Sejm przyjął wczoraj dwie poprawki Senatu do noweli Prawa o zgromadzeniach. Jedna wykreśla zapis o pierwszeństwie dla organów władzy, Kościołów i związków wyznaniowych w wyborze miejsca i czasu zgromadzenia. Druga wprowadza do ustawy 14-dniowe vacatio legis.
W myśl przygotowanej przez grupę posłów PiS i uchwalonej przez Sejm noweli, która teraz trafi do prezydenta, odległość między zgromadzeniami nie może być mniejsza niż 100 metrów. Czytaj więcej
Z proponowanymi poprawkami nie zgadzają się organizacje społeczne. "Nie ma naszej zgody na arbitralne i nieuzasadnione ograniczenia wolności obywatelskich. Decyzja co do ich ograniczenia musi wypływać z silnych przesłanek bezpieczeństwa państwa i jego obywateli. Dziś nie ma takiego zagrożenia, a proponowana zmiana wydaje się być podyktowana względami politycznymi i wygodą władzy publicznej. Dlatego też stanowczo sprzeciwiamy się instrumentalnemu ograniczaniu naszych praw i wolności na potrzeby władzy politycznej" - czytamy w apelu, który przekazany został prezydentowi Andrzejowi Dudzie.
Apel podpisały 194 organizacje społeczne z całej Polski.
Apel do Prezydenta w sprawie zmiany Prawa o zgromadzeniach
2 grudnia 2016 Sejm RP uchwalił ustawę nowelizującą Prawo o zgromadzeniach. W trakcie prac nad ustawą całkowicie zignorowano głos organizacji obywatelskich odmawiając zorganizowania wysłuchania publicznego w sprawie zmian, które będą miały wpływ na każdego obywatela i mieszkańca Rzeczypospolitej Polskiej.
Ustawa wprowadza pierwszeństwo zgromadzeń cyklicznych, a ich przeprowadzenie będzie uzależnione od zgody wojewody, będącego przedstawicielem Rady Ministrów w terenie. Stanowi to zaprzeczenie obywatelskiego charakteru konstytucyjnej wolności zgromadzeń i może stanowić narzędzie służące do nadużycia władzy przez władzę publiczną.

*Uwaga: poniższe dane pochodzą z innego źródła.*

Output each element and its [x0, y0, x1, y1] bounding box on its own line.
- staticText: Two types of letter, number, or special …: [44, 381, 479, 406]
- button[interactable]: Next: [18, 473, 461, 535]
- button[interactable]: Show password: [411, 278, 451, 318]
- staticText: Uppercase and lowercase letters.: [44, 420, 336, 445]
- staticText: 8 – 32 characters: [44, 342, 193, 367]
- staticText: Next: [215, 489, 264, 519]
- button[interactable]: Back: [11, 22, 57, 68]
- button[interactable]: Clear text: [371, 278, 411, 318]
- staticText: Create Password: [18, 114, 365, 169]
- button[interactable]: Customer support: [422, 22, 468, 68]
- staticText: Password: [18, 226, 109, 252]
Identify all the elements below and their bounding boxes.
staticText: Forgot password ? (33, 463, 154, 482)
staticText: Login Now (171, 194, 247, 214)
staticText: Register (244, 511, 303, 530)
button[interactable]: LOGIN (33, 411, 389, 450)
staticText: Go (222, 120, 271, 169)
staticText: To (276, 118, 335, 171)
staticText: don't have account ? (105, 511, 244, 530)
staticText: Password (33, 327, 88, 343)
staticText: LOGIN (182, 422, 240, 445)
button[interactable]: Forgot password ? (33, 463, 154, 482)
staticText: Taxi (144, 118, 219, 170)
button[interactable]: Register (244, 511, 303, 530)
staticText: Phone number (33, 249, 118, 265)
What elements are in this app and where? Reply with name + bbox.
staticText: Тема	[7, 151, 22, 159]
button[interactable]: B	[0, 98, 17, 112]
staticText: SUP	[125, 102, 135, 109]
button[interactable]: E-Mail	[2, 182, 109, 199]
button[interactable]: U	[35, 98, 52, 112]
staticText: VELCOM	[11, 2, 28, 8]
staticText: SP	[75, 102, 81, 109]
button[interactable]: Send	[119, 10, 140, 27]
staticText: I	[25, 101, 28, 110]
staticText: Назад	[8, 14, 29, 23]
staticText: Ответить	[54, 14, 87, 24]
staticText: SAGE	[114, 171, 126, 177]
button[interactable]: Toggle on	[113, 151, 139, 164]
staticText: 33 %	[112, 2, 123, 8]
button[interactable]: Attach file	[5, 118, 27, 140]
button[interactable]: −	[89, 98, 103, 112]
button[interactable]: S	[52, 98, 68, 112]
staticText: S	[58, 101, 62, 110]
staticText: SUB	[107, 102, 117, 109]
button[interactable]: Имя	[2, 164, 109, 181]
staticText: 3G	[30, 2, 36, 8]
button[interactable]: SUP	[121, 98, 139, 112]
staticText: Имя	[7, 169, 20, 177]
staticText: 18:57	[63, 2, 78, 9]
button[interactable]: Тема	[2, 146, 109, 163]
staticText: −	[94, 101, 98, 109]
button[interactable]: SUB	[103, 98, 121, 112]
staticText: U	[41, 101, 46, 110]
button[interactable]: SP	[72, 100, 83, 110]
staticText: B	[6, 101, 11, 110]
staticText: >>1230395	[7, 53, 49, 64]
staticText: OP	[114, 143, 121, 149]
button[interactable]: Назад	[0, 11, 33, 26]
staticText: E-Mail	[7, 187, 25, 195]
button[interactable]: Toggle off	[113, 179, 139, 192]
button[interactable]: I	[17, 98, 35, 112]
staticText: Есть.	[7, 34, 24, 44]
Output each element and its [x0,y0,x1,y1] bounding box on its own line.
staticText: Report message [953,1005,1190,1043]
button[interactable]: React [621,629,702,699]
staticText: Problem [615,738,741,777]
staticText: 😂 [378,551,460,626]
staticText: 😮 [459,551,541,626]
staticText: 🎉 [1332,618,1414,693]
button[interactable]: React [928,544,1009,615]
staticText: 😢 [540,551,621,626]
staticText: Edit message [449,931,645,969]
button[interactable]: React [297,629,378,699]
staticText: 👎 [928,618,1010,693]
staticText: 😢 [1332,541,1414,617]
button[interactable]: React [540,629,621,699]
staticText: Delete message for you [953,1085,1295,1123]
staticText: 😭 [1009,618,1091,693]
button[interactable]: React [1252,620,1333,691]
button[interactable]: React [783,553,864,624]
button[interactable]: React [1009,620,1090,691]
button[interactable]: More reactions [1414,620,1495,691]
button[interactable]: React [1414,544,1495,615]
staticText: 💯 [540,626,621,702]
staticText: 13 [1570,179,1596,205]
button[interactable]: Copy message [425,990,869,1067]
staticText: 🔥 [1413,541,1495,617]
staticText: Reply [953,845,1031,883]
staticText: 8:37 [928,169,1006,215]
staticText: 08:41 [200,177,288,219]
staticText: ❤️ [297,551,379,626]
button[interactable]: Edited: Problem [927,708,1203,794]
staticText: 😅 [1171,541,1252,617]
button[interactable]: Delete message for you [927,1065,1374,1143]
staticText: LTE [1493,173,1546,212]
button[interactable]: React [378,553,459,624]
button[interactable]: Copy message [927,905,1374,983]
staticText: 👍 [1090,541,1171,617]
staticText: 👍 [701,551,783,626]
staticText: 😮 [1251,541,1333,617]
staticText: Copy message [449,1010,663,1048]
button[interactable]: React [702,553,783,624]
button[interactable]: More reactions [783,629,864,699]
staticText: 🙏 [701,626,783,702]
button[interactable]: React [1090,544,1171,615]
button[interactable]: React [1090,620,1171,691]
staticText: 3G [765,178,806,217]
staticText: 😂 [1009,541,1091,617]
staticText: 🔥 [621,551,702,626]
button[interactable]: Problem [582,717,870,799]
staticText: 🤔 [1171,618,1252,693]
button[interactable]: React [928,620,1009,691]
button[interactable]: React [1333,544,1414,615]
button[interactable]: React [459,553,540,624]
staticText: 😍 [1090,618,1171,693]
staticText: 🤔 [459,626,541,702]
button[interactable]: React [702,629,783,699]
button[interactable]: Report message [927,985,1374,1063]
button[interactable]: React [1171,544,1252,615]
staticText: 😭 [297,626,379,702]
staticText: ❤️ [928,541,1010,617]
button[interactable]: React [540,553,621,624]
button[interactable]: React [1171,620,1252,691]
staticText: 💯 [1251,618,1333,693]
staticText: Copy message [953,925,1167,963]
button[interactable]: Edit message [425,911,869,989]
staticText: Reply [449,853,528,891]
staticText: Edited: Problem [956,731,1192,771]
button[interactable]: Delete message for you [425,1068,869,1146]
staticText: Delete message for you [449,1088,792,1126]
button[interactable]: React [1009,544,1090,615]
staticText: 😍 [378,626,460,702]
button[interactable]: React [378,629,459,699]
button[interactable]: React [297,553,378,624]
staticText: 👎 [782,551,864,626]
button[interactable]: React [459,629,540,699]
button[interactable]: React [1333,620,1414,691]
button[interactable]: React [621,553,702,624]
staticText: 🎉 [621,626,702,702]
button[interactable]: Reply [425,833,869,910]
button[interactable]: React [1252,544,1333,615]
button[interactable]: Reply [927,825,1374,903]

W świetle Konstytucji i Europejskiej Konwencji Praw Człowieka kluczowym czynnikiem dla oceny legalności zgromadzenia jest jego pokojowy charakter, a nie znaczna częstotliwość czy charakter organizatora (np. organ państwa lub związek wyznaniowy). Obowiązujące obecnie przepisy są w stanie skutecznie zabezpieczyć porządek publiczny oraz bezpieczeństwo samych protestujących. Świadczy o tym m.in. przebieg zgromadzeń, które odbyły się 11 listopada 2016 r. w Warszawie.
Z tego względu całkowicie zbędne są również proponowane normy rozgraniczające o co najmniej 100 metrów dwie demonstracje odbywające się w tym samym czasie w niewielkiej odległości od siebie. Takie rozwiązanie może doprowadzić do sytuacji, kiedy kontrmanifestacja straci kontakt z główną manifestacją, a tym samym zaburzona zostanie wolność publicznego wyrażania poglądów.
Jak wskazał Trybunał Konstytucyjny „wolność zgromadzeń pełni funkcję stabilizacyjną w odniesieniu do istniejącego ładu społecznego oraz politycznego, a przede wszystkim w stosunku do mechanizmu przedstawicielskiego. Jest formą aktywnego udziału obywateli w życiu państwa i przez to troski o dobro wspólne”.
Nie ma naszej zgody na arbitralne i nieuzasadnione ograniczenia wolności obywatelskich. Decyzja co do ich ograniczenia musi wypływać z silnych przesłanek bezpieczeństwa państwa i jego obywateli. Dziś nie ma takiego zagrożenia, a proponowana zmiana wydaje się być podyktowana względami politycznymi i wygodą władzy publicznej. Dlatego też stanowczo sprzeciwiamy się instrumentalnemu ograniczaniu naszych praw i wolności na potrzeby władzy politycznej.
Wprowadzona przez Senat poprawka usuwająca przepis o prymacie zgromadzeń organizowanych przez władze publiczne, kościół i związki wyznaniowe, nie eliminuje ani wprowadzonej ustawą nierówności obywateli wobec prawa - pozostawiając preferencje dla „zgromadzeń cyklicznych”, ani ograniczenia wolności publicznego wyrażania poglądów - zakazując demonstracji równoległych, organizowanych w tym samym miejscu i czasie.
Apelujemy do Pana, Panie Prezydencie, o zawetowanie tej ustawy jako niezgodnej z Konstytucją RP ratyfikowanymi przez Polskę konwencjami międzynarodowymi, których przepisów zobowiązaliśmy się przestrzegać.